Selbstfürsorge aus der Box

Manchmal ist die schönste Selbstfürsorge etwas, an das du nicht selbst denken musstest. Ein Babybauch-Pflegeset kann eine schöne Art sein, dich selbst zu verwöhnen (oder ein brillanter Hinweis für deinen Partner). Achte auf Sets, die Hautpflege mit ein bisschen Verwöhnung kombinieren, damit es sich wie ein Genuss anfühlt statt wie eine Pflicht.

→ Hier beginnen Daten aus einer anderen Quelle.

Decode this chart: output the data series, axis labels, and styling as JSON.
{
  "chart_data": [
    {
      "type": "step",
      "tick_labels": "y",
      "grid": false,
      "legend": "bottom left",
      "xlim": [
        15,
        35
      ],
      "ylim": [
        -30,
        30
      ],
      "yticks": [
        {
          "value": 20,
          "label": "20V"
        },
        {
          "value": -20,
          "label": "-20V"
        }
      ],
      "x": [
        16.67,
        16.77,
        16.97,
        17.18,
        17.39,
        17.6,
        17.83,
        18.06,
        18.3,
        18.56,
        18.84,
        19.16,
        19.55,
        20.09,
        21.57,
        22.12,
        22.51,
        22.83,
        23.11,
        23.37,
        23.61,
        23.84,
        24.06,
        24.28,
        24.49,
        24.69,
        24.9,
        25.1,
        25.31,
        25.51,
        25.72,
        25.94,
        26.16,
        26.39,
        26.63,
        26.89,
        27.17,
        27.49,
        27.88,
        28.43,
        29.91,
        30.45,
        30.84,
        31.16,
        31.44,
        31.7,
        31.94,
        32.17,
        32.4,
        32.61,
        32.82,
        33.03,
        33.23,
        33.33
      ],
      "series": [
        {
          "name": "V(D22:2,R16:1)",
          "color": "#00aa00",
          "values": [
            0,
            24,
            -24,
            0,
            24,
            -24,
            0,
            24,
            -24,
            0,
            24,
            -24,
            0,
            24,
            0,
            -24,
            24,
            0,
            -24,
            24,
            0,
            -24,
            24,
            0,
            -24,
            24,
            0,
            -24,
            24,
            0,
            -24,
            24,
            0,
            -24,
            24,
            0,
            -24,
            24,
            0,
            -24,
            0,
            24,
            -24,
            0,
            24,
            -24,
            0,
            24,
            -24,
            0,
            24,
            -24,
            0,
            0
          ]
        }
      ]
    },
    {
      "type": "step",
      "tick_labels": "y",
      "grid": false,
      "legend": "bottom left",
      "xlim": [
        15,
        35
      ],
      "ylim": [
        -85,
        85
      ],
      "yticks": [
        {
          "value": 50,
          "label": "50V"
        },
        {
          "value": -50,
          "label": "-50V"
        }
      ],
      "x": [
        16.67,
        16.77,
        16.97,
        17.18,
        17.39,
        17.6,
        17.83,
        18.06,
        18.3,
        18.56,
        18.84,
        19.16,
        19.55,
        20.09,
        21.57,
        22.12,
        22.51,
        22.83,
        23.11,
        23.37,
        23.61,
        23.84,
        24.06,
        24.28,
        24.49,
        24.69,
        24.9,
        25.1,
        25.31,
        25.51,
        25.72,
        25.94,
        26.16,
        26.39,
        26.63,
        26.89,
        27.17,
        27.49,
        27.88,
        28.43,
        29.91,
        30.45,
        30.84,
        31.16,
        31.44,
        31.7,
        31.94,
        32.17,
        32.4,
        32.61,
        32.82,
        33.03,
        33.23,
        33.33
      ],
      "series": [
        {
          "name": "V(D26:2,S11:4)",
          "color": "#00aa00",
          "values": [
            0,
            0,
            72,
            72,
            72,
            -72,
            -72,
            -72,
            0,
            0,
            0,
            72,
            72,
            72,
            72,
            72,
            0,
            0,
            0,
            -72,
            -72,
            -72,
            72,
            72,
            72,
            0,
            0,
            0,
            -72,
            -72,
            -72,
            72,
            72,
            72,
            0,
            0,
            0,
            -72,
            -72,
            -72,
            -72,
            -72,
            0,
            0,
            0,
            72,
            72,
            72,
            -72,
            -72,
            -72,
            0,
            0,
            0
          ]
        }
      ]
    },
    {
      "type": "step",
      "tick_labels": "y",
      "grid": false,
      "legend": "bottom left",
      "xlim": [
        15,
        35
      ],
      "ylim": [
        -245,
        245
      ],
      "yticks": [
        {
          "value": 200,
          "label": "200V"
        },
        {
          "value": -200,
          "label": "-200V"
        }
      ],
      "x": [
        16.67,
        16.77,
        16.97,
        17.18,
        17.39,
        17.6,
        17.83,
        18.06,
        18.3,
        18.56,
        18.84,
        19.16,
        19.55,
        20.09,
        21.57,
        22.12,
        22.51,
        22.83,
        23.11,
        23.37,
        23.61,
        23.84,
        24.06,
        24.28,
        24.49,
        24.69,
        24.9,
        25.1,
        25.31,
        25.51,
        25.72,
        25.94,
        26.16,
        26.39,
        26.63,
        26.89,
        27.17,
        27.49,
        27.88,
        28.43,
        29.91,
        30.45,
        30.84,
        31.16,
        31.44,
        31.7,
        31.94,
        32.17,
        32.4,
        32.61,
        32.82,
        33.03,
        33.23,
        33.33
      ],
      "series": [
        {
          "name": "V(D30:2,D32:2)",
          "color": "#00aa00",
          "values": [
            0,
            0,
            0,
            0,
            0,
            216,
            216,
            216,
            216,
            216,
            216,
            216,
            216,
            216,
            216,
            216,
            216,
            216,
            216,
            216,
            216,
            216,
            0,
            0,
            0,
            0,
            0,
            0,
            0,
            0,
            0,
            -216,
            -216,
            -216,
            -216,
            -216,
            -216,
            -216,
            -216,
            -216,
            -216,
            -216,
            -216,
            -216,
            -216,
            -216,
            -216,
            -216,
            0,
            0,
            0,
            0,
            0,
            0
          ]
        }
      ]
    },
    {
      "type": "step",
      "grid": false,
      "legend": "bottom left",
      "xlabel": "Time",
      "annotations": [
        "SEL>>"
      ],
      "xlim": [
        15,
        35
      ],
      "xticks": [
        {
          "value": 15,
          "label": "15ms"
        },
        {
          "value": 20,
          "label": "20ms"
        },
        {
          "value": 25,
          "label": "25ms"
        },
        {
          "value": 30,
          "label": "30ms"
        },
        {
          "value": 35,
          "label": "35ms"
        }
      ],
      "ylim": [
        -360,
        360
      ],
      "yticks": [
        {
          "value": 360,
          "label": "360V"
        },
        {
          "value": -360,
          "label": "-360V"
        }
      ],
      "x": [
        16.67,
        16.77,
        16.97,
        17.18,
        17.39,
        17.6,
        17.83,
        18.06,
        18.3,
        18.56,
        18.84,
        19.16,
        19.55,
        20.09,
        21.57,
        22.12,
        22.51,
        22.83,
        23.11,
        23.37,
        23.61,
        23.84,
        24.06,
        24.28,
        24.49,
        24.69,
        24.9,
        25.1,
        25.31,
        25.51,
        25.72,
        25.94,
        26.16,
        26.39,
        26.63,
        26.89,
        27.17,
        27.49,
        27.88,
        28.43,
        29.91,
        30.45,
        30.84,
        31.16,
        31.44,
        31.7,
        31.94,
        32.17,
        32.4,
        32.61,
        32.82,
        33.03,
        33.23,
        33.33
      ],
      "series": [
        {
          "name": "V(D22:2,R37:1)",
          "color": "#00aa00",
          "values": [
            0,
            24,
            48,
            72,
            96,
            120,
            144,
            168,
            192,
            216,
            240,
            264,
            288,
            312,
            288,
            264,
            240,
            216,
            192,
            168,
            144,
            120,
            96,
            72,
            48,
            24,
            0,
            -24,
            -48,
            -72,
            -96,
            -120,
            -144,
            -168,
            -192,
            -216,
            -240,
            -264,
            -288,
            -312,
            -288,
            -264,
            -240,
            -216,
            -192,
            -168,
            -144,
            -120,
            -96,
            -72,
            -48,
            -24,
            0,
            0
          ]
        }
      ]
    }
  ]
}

Ein Wort zur psychischen Gesundheit

Selbstfürsorge sind nicht nur Schaumbäder und Körperöl. Wenn du dich ängstlich, niedergeschlagen oder nicht wie du selbst fühlst, ist das wichtig. Perinatale psychische Gesundheitsunterstützung ist verfügbar und du verdienst es, sie in Anspruch zu nehmen. Sprich mit deiner Hebamme oder deinem Arzt, wenn sich etwas nicht richtig anfühlt. Es gibt keinen falschen Zeitpunkt, um Hilfe zu bitten, und das zu tun ist eine der mutigsten Formen der Selbstfürsorge.

Die kleinsten Dinge zählen

Schwangerschaft ist außergewöhnlich, aber sie ist auch lang und anstrengend und voller Momente, in denen du dich eher wie ein Gefäß fühlst als wie eine Person. Die kleinen Dinge, fünf Minuten im Garten sitzen, ein Lieblingspodcast in der Badewanne, den Babybauch vor dem Schlafengehen eincremen, sind weder albern noch selbstsüchtig. So erinnerst du dich daran, dass du in all dem auch wichtig bist.

Du lässt einen ganzen Menschen wachsen. Du darfst auf dich selbst aufpassen, während du das tust.